Re: [Totem] Browser plugin gstreamer



On Tue, 2008-08-19 at 19:55 +0300, Felipe Contreras wrote:
> On Tue, Aug 19, 2008 at 6:38 PM, Bastien Nocera <hadess hadess net> wrote:
> > On Tue, 2008-08-19 at 16:46 +0300, Felipe Contreras wrote:
> > <snip>
> >> >> Is playlist support a must-have feature? If so, probably should be
> >> >> handled by a GStreamer element. Fullscreen support should not be that
> >> >> difficult, but I leave that to somebody else.
> >> >
> >> > Yes, it's a must-have.
> >>
> >> If you are trying to emulate other plugins then yes, I see how that
> >> could be required.
> >
> > Even a plugin that doesn't try to support the APIs of those foreign
> > plugins will certainly need playlist support to be competitive...
> 
> Competitive against what?

Do you think website designers will use your plugin if it doesn't
support the basics? Your plugin would need to support enough features
for website developers to consider using it, otherwise they'll target
WMP or Quicktime, or possibly VLC if they're nice people.

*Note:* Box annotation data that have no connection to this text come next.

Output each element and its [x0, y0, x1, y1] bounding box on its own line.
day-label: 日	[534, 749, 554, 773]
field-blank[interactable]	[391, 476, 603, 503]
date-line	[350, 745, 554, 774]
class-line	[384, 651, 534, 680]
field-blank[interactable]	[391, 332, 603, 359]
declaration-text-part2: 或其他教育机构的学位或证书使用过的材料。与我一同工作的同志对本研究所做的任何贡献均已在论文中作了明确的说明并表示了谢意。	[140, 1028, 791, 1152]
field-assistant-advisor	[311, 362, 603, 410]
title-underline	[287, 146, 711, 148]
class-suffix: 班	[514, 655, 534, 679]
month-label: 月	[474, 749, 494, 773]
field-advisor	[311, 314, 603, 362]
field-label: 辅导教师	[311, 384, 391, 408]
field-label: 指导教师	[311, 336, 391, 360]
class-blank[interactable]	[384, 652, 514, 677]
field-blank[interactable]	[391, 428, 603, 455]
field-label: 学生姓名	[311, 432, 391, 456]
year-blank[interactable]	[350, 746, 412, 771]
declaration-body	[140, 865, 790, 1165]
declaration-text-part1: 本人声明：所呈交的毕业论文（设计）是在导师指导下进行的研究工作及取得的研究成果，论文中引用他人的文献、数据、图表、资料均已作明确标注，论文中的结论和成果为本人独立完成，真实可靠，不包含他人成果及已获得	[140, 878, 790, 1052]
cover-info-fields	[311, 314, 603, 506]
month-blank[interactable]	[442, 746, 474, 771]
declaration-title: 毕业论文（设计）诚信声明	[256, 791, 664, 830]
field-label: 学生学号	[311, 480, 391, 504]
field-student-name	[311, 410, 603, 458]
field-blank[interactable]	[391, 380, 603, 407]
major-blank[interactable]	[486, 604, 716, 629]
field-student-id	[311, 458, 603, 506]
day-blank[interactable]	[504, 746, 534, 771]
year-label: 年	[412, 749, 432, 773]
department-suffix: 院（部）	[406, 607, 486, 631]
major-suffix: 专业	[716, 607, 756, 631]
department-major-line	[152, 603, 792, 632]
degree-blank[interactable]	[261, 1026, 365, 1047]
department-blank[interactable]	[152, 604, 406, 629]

>  I don't recall ever seeing a site embedding
> a playlist.

Pretty much all the websites using WMP, or Real as plugins will have
playlists. Quicktime also uses them (link references, metalinks as well
as movie redirections).

And if you want to play files in succession, you need playlist support.

>  Again, if it was really important I guess GStreamer should
> handle it.

It's already been discussed in bugzilla. Supporting playlists in
GStreamer is far too low down in the stack. Feel free to use the code in
totem-pl-parser to write an element and the API needed on top. But I
still don't see what that would buy us.

> >> > FWIW, you can probably have a complete web browser plugin in not much
> >> > space by packaging it properly in a sub-package.
> >> >
> >> > $(libdir)/mozilla/plugins/*
> >> > $(libexecdir)/totem-plugin-viewer
> >>
> >> This is one of the things I didn't like when I analyzed the totem
> >> plugin: why require an external process?
> >
> > Because video decoders are rubbish, and you don't want to do video
> > decoding in the same space as the web browser. A crafted video playing
> > inside the web browser could make it send your whole password wallet to
> > some website. With a separate program, it will just crash :)
> 
> Hmm, true. It seems to be a remote possibility to me, so I'm not sure
> if it's worth the trouble.

It's called security. It's only got to hurt once for it to be a problem.
Take a look at MPlayer's and Xine's recent CVE advisories, or even
Flash's. For it to be crafted to hurt might be unlikely, but crafted to
crash on some systems doesn't even have to be on purpose.

> If all the code is contained in the plugin then packaging becomes very
> easy: one file. Which I guess helps for plugin autoinstallation.

Why would it help plugin auto-installation. Whether it's one or three
files shouldn't make a difference to the installer (whatever it could
be), and Totem's browser plugin is already shipped by default on a good
number of distributions.

> >> > $(libdir)/libbaconvideowidget.so.0.0.0 (shared with Totem itself)
> >> > $(pkgdatadir)/mozilla-viewer.ui
> >> > $(pkgdatadir)/fullscreen.ui (shared with Totem itself)
> >> >
> >> > That comes in under a meg stripped...
> >>
> >> I guess it depends on what is required.
> >
> > Can certainly be smaller if you remove some of the compatibility
> > plugins.
> 
> I meant, if you are interested in simple playback (not emulating other
> plugins) then ideally the plugin can be contained in one file.

And which websites would use your plugin?

> Personally I would like to be able to install a plugin in my
> "~/.mozilla/plugins" directory, and not require anything else. Adding
> an application in the same directory to be run as a separate process
> seems reasonable too, but adding those .ui files doesn't appeal me.
> 
> All this discussion makes me wonder about some ideas:
> 
> a) Is it possible to pack all the "compatibility plugins" into a single plugin?

No, because browsers expect one plugin per shared library. You can't
have a single shared library have multiple names, descriptions (unless
you employ gross hacks including symbolic links...).

> b) Would it make sense to have a configuration to choose an
> application other than "totem-plugin-viewer"?

Why? The IPC API is very ad-hoc as well, and will probably change (or
have to change) to support more features.